Cisco introduces “medianet” technologies and solutions

This new class of technologies is designed to enable advanced communications, collaboration and entertainment experiences through video- and rich media-optimized service provider, business, and home networks, known as “medianets.”

Data-based communications are being replaced by video and rich media, which is straining the architectural foundations of both public and private networks serving consumers and businesses. This network transformation toward rich media-optimized networks is the driver behind Cisco’s video strategy and represents Internet networking’s growing impact on the daily lives of consumers and professionals alike.

“The Internet and IP networks as we know them are changing,” said Marthin De Beer, senior vice president of Cisco’s Emerging Technologies group. “In the near future, 90 percent of consumer network traffic will be video and rich media, and new ‘medianet’ technologies and devices will drive the evolution not only to new networks, but immersive new experiences made possible by combining video, rich media, voice and data on a single networked platform. As businesses look to reduce costs and increase productivity, ‘medianet’ solutions will enable new methods of networked collaboration and virtualization, such as seamless language translations over Cisco TelePresence, which will eliminate communication barriers in the workplace.”

Additionally, video-specific findings from the Cisco Visual Networking Index (VNI) Forecast for 2007-2012 were released today, providing new insights on a variety of consumer and business IP networking trends driven largely by the increasing use of video and Web 2.0 social networking and collaboration applications:

• Professional/traditional broadcast video content will become 80% of all Internet video viewed on PCs/laptops by 2012.

• Traffic associated with user-generated video content will triple from 2008 to 2012.

• More than 4 billion video streams per month will be delivered through Internet-enabled set-top boxes* by 2012. (*Internet-enabled set-top boxes include IPTV set-tops, next-generation cable set-tops, gaming consoles, and third-party standalone set-tops.)

• Global VoD traffic more than doubled from 2007 to 2008 (increased by a factor of 2.4).

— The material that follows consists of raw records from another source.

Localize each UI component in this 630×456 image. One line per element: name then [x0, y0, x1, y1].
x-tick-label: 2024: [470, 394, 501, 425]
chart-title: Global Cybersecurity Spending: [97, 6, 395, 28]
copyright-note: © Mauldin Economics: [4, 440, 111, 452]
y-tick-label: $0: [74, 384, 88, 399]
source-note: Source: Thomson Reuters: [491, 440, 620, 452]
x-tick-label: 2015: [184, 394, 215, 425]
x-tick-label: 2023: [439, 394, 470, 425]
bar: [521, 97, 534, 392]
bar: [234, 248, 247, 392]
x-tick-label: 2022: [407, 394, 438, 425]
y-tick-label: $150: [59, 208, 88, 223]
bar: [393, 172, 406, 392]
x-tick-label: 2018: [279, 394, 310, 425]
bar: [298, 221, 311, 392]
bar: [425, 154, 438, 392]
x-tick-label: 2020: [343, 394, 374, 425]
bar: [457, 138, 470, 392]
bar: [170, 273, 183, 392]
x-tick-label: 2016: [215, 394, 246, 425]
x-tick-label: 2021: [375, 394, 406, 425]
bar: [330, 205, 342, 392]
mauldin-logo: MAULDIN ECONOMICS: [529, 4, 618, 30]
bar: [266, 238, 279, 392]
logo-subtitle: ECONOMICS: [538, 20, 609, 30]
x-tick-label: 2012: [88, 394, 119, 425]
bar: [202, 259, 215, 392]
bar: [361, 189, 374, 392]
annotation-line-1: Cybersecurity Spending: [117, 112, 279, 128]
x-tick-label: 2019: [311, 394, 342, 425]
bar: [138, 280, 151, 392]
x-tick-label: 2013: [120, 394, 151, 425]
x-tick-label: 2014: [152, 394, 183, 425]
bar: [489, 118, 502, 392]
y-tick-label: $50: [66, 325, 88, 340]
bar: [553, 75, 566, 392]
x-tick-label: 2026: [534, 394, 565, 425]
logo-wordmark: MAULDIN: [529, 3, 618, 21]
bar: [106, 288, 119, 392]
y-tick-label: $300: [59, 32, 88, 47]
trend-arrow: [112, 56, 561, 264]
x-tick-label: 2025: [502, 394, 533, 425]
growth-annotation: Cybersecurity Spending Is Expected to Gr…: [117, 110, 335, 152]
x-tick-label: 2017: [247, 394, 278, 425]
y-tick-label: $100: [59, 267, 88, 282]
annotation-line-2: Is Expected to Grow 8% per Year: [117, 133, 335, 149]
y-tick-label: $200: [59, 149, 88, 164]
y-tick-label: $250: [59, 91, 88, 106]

“Video is a transformational force in the world today,” said Tony Bates, senior vice president and general manager of Cisco’s Service Provider business group. “We are seeing consumers and enterprises embracing the power of video to foster better communications, entertainment and information gathering. Cisco foresees a new generation of Internet-based video and multimedia experiences running on ‘medianets’ that will create new opportunities for service providers, content providers, and businesses – and entirely new experiences for consumers.”